Un texte précieux pour les défis futurs

C’est pourtant le mérite de notre démocratie, et ce depuis plus d’un siècle, que de reconnaître au citoyen et aux associations le droit d’ester en justice et de contester les décisions administratives. C’est par ailleurs oublier que l’efficacité du droit de l’environnement repose largement sur le rôle du juge à en assurer l’application. Enfin, s’agissant des freins au développement économique, on notera que les régions littorales restent aujourd’hui parmi les plus dynamiques d’un point de vue économique, « malgré » la loi Littoral.

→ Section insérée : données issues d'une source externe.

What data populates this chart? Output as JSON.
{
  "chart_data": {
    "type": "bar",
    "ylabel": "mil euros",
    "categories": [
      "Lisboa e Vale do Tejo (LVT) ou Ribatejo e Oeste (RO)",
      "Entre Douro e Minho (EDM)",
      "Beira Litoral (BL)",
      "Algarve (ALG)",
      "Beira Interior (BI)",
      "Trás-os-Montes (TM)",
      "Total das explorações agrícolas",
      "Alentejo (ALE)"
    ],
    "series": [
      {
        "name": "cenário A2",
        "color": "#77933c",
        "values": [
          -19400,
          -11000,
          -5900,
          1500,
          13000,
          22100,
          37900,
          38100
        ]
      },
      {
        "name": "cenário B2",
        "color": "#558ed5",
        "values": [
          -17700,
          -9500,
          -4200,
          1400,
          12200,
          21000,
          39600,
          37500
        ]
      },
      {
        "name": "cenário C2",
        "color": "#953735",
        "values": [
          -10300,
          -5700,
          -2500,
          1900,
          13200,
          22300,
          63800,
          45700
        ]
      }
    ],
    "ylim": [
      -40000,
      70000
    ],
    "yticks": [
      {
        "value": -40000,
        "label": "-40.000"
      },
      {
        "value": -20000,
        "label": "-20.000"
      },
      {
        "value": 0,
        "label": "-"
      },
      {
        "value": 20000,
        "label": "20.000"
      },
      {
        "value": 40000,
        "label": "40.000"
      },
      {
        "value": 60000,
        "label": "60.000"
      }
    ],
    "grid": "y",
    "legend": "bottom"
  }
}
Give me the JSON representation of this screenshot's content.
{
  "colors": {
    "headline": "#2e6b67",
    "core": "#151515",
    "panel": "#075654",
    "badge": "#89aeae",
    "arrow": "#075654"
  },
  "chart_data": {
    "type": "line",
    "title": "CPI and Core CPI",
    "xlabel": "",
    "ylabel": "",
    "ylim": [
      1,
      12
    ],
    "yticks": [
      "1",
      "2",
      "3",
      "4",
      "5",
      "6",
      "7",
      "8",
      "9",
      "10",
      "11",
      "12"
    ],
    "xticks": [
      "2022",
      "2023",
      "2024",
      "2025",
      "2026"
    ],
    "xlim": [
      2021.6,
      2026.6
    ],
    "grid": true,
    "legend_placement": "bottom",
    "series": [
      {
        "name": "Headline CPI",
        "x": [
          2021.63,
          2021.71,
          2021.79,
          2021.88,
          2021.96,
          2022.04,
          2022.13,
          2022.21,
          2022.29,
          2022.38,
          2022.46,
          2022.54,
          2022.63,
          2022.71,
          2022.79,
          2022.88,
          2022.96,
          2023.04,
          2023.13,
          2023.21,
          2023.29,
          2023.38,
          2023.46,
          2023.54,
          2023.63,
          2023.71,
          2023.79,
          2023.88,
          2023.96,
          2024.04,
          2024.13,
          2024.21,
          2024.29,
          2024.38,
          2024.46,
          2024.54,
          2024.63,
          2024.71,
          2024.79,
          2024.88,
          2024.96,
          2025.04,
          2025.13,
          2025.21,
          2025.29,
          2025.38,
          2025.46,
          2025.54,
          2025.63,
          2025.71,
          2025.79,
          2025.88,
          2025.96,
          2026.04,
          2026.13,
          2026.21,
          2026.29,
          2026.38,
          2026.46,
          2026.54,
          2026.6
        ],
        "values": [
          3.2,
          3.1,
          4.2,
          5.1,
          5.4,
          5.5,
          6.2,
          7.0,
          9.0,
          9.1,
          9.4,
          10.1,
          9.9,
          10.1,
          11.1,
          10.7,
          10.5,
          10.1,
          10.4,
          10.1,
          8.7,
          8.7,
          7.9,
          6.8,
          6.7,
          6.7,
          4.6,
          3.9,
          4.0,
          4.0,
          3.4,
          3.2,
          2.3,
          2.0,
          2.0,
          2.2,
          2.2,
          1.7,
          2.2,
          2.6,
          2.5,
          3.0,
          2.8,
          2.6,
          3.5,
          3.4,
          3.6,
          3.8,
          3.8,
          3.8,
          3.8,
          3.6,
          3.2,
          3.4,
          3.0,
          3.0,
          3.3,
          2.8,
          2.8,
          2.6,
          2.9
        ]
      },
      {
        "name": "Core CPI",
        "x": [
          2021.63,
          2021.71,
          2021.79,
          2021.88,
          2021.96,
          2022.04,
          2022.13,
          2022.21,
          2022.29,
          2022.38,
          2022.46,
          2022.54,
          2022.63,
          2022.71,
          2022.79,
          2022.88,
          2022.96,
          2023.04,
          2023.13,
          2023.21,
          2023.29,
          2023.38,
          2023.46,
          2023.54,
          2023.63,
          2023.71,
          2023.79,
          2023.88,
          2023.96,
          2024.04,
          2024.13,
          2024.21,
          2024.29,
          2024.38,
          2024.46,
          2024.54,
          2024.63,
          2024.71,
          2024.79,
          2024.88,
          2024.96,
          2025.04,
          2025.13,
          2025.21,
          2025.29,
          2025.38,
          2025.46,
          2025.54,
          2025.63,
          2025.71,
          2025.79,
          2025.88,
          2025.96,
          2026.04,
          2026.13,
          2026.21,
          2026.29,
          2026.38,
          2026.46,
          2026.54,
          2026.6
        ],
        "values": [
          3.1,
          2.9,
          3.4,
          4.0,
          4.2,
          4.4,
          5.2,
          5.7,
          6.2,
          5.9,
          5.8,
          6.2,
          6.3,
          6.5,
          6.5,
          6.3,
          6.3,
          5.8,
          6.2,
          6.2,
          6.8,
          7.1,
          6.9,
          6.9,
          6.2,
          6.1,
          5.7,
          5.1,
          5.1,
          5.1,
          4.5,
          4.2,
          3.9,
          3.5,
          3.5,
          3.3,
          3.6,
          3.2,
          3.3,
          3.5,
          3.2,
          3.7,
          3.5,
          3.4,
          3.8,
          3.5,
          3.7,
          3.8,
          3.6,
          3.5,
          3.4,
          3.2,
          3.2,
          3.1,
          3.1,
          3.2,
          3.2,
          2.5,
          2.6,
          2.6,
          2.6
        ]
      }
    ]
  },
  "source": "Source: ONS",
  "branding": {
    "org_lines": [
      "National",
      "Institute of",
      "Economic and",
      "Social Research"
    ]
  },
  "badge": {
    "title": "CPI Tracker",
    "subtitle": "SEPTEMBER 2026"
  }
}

Si les États-Unis avaient dès 1972 adopté un « Coastal Zone Management Act », la France fait néanmoins figure de pionnière dans la construction d’une politique littorale. Elle a d’ailleurs inspiré de nombreux autres États qui ont à leur tour consacré une loi à ces territoires porteurs d’enjeux – environnementaux, économiques, sociaux – spécifiques. Chose rare, la loi Littoral est même plébiscitée par le public : selon un sondage réalisé par l’IFOP en 2014, 91 % des Français estiment qu’il faut la maintenir en l’état pour éviter le bétonnage des côtes et préserver les espaces naturels, contre 9 % seulement de tenants de son assouplissement pour soutenir l’activité économique. Un maintien qui apparaît d’autant plus essentiel que dans le futur, croissance démographique et littoralisation des activités ne vont pas exercer des pressions moins fortes sur les côtes que dans les décennies précédentes.

À Lucien Chabason, père de la loi Littoral, collègue et ami.